To get around the limitations of technology, we break up a genome into millions of pieces that are short enough to sequence. Once we know the sequence of the pieces, we stitch them back together to make a complete genome. In other words, sequencing technology can provide details about individual puzzle pieces, but it takes another step to figure out how those pieces fit together to make entire chromosomes. The final challenge is understanding what all of the sequences mean: which parts are genes, and what those genes do.

To sequence a long stretch of DNA, you first need multiple copies of it. If you chop them up into smaller pieces, each copy in different places, you get a series of overlapping fragments, each of which is short enough to read. Once you have the sequences, a computer program can finding all the places of overlap and stitch the fragments together into longer DNA sequences called contigs, short for contiguous.
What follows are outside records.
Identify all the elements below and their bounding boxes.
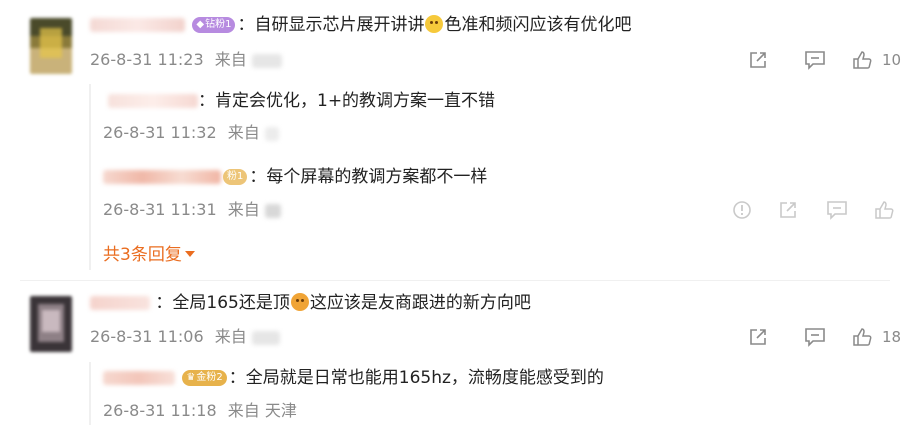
timestamp: 26-8-31 11:18	[103, 401, 217, 420]
avatar[interactable]	[30, 296, 72, 352]
comment-button[interactable]	[826, 200, 848, 220]
comment-divider	[20, 280, 890, 281]
reply-list	[89, 362, 91, 425]
username-redacted[interactable]	[90, 18, 185, 32]
share-icon	[750, 329, 766, 345]
report-icon	[733, 201, 751, 219]
location-label: 来自	[214, 50, 247, 69]
reply-text: ：全局就是日常也能用165hz，流畅度能感受到的	[228, 368, 604, 388]
fan-badge[interactable]: 粉1	[223, 169, 248, 185]
comment-icon	[805, 328, 825, 347]
timestamp: 26-8-31 11:06	[90, 327, 204, 346]
timestamp: 26-8-31 11:23	[90, 50, 204, 69]
timestamp: 26-8-31 11:31	[103, 200, 217, 219]
reply-list	[89, 84, 91, 270]
location-label: 来自	[227, 123, 260, 142]
comment-text-line: ：全局165还是顶 这应该是友商跟进的新方向吧	[90, 291, 531, 315]
location-label: 来自	[214, 327, 247, 346]
comment-text-cont: 色准和频闪应该有优化吧	[444, 15, 632, 35]
reply-meta: 26-8-31 11:18 来自 天津	[103, 400, 297, 422]
comment-button[interactable]	[804, 327, 826, 347]
location-redacted	[264, 126, 279, 141]
timestamp: 26-8-31 11:32	[103, 123, 217, 142]
like-count: 10	[882, 51, 902, 69]
location-redacted	[251, 53, 282, 68]
like-button[interactable]: 10	[852, 50, 901, 70]
location-redacted	[251, 330, 280, 345]
diamond-icon: ◆	[196, 19, 205, 30]
username-redacted[interactable]	[103, 170, 221, 184]
like-button[interactable]: 18	[852, 327, 901, 347]
reply-text-line: ：肯定会优化，1+的教调方案一直不错	[108, 89, 495, 113]
emoji-face-icon	[290, 293, 309, 311]
reply-text: ：肯定会优化，1+的教调方案一直不错	[198, 91, 496, 111]
comment-text: ：全局165还是顶	[155, 293, 290, 313]
comment-text-cont: 这应该是友商跟进的新方向吧	[309, 293, 531, 313]
share-icon	[750, 52, 766, 68]
emoji-face-icon	[425, 15, 444, 33]
like-icon	[875, 201, 894, 219]
crown-icon: ♛	[186, 372, 196, 383]
like-button[interactable]	[874, 200, 894, 220]
location-label: 来自	[227, 401, 260, 420]
comment-icon	[805, 51, 825, 70]
reply-text-line: 粉1 ：每个屏幕的教调方案都不一样	[103, 165, 487, 189]
comment-text: ：自研显示芯片展开讲讲	[237, 15, 425, 35]
comment-icon	[827, 201, 847, 220]
reply-actions	[732, 200, 894, 220]
share-button[interactable]	[748, 50, 768, 70]
chevron-down-icon	[184, 251, 195, 257]
fan-badge[interactable]: ◆钻粉1	[192, 17, 236, 33]
location-redacted	[264, 203, 281, 218]
reply-text-line: ♛金粉2 ：全局就是日常也能用165hz，流畅度能感受到的	[103, 366, 604, 390]
like-count: 18	[882, 328, 902, 346]
comment-actions: 18	[748, 327, 901, 347]
share-button[interactable]	[748, 327, 768, 347]
username-redacted[interactable]	[103, 371, 175, 385]
fan-badge[interactable]: ♛金粉2	[182, 370, 227, 386]
report-button[interactable]	[732, 200, 752, 220]
username-redacted[interactable]	[108, 94, 198, 108]
more-replies-link[interactable]: 共3条回复	[103, 240, 195, 265]
share-icon	[780, 202, 796, 218]
comment-meta: 26-8-31 11:06 来自	[90, 326, 280, 348]
comment-text-line: ◆钻粉1 ：自研显示芯片展开讲讲 色准和频闪应该有优化吧	[90, 13, 631, 37]
avatar[interactable]	[30, 18, 72, 74]
more-replies-label: 共3条回复	[103, 245, 182, 265]
location-value: 天津	[264, 401, 297, 420]
share-button[interactable]	[778, 200, 798, 220]
reply-meta: 26-8-31 11:31 来自	[103, 199, 281, 221]
reply-text: ：每个屏幕的教调方案都不一样	[249, 167, 488, 187]
comment-button[interactable]	[804, 50, 826, 70]
reply-meta: 26-8-31 11:32 来自	[103, 122, 279, 144]
location-label: 来自	[227, 200, 260, 219]
like-icon	[853, 51, 872, 69]
username-redacted[interactable]	[90, 296, 150, 310]
comment-meta: 26-8-31 11:23 来自	[90, 49, 282, 71]
like-icon	[853, 328, 872, 346]
comment-actions: 10	[748, 50, 901, 70]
Mapping at different levels of detail

On its own, sequencing and assembling short fragments of DNA generally won't give you enough information to map an entire genome. For example, if a genome contains a lot of repetitive DNA sequences or multiple copies of very similar genes (both are very common scenarios), it won't work to just match up short overlapping DNA sequences—there would be too many possible solutions to the puzzle.
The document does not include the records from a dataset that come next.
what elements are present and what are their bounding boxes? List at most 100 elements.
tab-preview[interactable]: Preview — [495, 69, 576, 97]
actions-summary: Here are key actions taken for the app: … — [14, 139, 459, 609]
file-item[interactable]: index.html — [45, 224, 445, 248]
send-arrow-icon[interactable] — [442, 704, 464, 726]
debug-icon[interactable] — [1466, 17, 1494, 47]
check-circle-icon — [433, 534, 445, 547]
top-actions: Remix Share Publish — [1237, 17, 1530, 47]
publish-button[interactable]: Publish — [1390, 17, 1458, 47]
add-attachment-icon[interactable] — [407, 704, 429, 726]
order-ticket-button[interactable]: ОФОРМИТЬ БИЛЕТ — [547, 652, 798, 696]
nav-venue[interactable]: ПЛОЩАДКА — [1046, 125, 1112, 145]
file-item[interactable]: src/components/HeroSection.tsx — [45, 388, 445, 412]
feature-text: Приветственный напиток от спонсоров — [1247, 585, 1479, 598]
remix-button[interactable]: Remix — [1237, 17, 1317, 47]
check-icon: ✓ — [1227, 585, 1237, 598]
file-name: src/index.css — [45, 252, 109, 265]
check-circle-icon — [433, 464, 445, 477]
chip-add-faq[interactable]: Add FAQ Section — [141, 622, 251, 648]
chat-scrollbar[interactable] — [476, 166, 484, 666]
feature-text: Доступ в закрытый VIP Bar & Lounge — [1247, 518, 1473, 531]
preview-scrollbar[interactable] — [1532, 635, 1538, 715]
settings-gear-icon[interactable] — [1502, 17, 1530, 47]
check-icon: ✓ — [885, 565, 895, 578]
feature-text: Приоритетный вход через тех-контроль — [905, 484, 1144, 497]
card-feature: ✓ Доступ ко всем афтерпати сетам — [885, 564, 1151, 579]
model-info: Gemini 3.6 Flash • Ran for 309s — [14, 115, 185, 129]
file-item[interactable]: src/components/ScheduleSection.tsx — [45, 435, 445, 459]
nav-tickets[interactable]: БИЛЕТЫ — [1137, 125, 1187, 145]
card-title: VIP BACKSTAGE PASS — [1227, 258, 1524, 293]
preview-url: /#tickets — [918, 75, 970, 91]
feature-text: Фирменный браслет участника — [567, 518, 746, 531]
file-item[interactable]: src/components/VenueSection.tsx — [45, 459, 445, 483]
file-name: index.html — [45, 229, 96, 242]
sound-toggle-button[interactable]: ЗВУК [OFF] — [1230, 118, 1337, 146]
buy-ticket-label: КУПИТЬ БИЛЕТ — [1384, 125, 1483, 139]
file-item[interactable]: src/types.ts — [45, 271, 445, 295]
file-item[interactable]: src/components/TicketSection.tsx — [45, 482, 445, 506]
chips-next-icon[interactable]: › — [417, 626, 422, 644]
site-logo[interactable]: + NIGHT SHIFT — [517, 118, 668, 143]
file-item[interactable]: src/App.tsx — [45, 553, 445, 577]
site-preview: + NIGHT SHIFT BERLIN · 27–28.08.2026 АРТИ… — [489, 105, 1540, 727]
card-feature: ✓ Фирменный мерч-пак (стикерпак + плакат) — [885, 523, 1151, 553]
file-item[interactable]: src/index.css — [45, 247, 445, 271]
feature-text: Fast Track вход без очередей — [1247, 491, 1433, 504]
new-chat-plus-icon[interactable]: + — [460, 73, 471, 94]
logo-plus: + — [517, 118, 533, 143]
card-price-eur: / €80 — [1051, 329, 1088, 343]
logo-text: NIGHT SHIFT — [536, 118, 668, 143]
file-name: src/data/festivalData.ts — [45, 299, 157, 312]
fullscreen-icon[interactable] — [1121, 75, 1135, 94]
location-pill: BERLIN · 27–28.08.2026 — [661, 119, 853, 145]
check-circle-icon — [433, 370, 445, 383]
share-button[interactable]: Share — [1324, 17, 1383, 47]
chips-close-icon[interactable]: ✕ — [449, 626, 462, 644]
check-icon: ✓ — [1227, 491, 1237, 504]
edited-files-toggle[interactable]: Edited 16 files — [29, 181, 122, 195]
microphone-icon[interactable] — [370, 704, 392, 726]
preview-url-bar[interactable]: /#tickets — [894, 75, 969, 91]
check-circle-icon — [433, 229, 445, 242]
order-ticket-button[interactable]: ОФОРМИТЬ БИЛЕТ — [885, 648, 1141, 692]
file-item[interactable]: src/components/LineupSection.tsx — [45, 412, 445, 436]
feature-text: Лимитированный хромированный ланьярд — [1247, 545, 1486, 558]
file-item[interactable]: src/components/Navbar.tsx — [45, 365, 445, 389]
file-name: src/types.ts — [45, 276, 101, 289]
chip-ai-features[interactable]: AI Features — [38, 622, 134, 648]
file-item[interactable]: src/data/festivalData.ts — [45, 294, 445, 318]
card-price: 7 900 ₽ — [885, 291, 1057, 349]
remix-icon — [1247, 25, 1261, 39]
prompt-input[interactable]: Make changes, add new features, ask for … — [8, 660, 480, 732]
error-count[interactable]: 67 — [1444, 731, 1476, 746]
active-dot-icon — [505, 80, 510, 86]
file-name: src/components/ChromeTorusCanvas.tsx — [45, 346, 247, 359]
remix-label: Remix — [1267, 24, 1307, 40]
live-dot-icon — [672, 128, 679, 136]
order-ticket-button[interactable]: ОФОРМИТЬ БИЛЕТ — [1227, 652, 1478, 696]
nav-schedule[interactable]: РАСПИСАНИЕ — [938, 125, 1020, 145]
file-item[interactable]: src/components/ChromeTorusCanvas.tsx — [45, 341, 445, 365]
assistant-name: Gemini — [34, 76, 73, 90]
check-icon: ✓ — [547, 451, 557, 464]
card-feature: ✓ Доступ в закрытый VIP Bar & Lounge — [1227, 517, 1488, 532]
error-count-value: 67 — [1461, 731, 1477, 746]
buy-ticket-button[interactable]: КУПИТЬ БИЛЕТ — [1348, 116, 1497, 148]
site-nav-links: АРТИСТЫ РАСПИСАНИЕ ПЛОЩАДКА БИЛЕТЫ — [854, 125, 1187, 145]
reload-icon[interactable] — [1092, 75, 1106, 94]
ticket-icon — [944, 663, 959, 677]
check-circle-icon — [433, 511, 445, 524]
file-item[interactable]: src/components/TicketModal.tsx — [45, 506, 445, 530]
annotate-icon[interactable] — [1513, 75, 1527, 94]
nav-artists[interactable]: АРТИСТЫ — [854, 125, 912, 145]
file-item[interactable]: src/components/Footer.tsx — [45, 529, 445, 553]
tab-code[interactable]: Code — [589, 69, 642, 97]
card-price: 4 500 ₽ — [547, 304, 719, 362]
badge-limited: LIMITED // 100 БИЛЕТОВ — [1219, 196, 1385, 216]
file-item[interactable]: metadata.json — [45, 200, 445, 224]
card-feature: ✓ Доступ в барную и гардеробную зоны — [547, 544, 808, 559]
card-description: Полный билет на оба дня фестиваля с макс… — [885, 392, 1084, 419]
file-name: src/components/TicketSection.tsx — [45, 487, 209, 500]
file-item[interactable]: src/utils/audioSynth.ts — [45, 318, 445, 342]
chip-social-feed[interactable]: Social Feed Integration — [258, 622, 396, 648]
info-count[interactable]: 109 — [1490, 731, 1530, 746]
To make a genome map, researchers generally combine information from multiple methods, some of which are described below. With the help of computer software, fragments of a genome generated from different kinds of mapping can be computationally stitched together.

Chromosome staining

Using specific sequences of DNA that have fluorescent dyes on them, it is possible to visualizing the positions of genes on chromosomes. Whole, condensed chromosomes are visible under a microscope. Through complementary base pairing, single strands of DNA will bind to specific sequences in chromosomes. And the fluorescent dyes make these regions light up under the microscope.

Optical mapping

Researchers use optical mapping to measure the distances between specific, short DNA sequences (or markers). This method uses DNA fragments that are 100 to 150 times longer what can be read with DNA sequencing, often providing enough information to read through repetitive or duplicated segments of DNA. To learn more about this technique, visit Physical Mapping.

Depth of Coverage

Depth of coverage refers to the degree to which individual sequencing "reads" overlap one another across the genome. Individual DNA sequencing reads often have small errors, sort of like typos, and areas where the sequence is a little unclear. For example, it may be difficult to tell whether there are 3 T's in a row or 4.
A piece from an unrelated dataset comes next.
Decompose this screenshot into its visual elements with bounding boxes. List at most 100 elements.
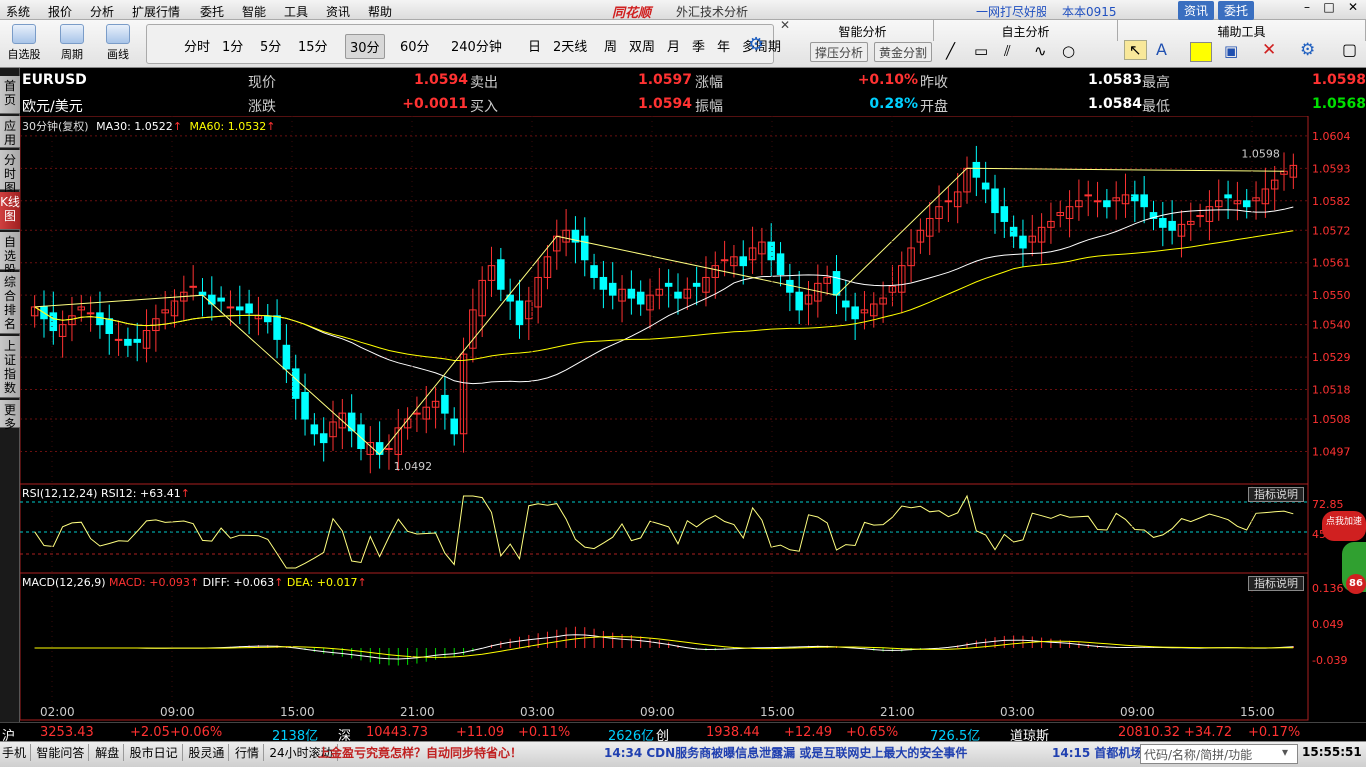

By looking at multiple overlapping reads that cover the same area, it is possible to spot errors and clear up ambiguity. And the more overlapping reads you have—say 2 out of 3 reads agree, or 4 out of 5—the easier it is to find and disregard the errors.

Greater depth of coverage also makes it possible to tell the difference between errors and genetic variation. For organisms with two parents, each individual has two copies of every chromosome. Those two copies are nearly but not exactly identical. If half of the reads show an A at a certain position, and half show G, then both are probably correct—they're just reading from different chromosomes.

For sequencing a new genome for the first time, researchers usually aim for about 50x coverage (that is, 50 overlapping fragments at each position). For detecting human genetic variation in comparison to a reference genome, 10x to 30x coverage is usually deep enough.

We can be more confident about the accuracy of a genome map in regions of the genome that have the greatest depth of coverage, or information overlap between multiple fragments of DNA sequence.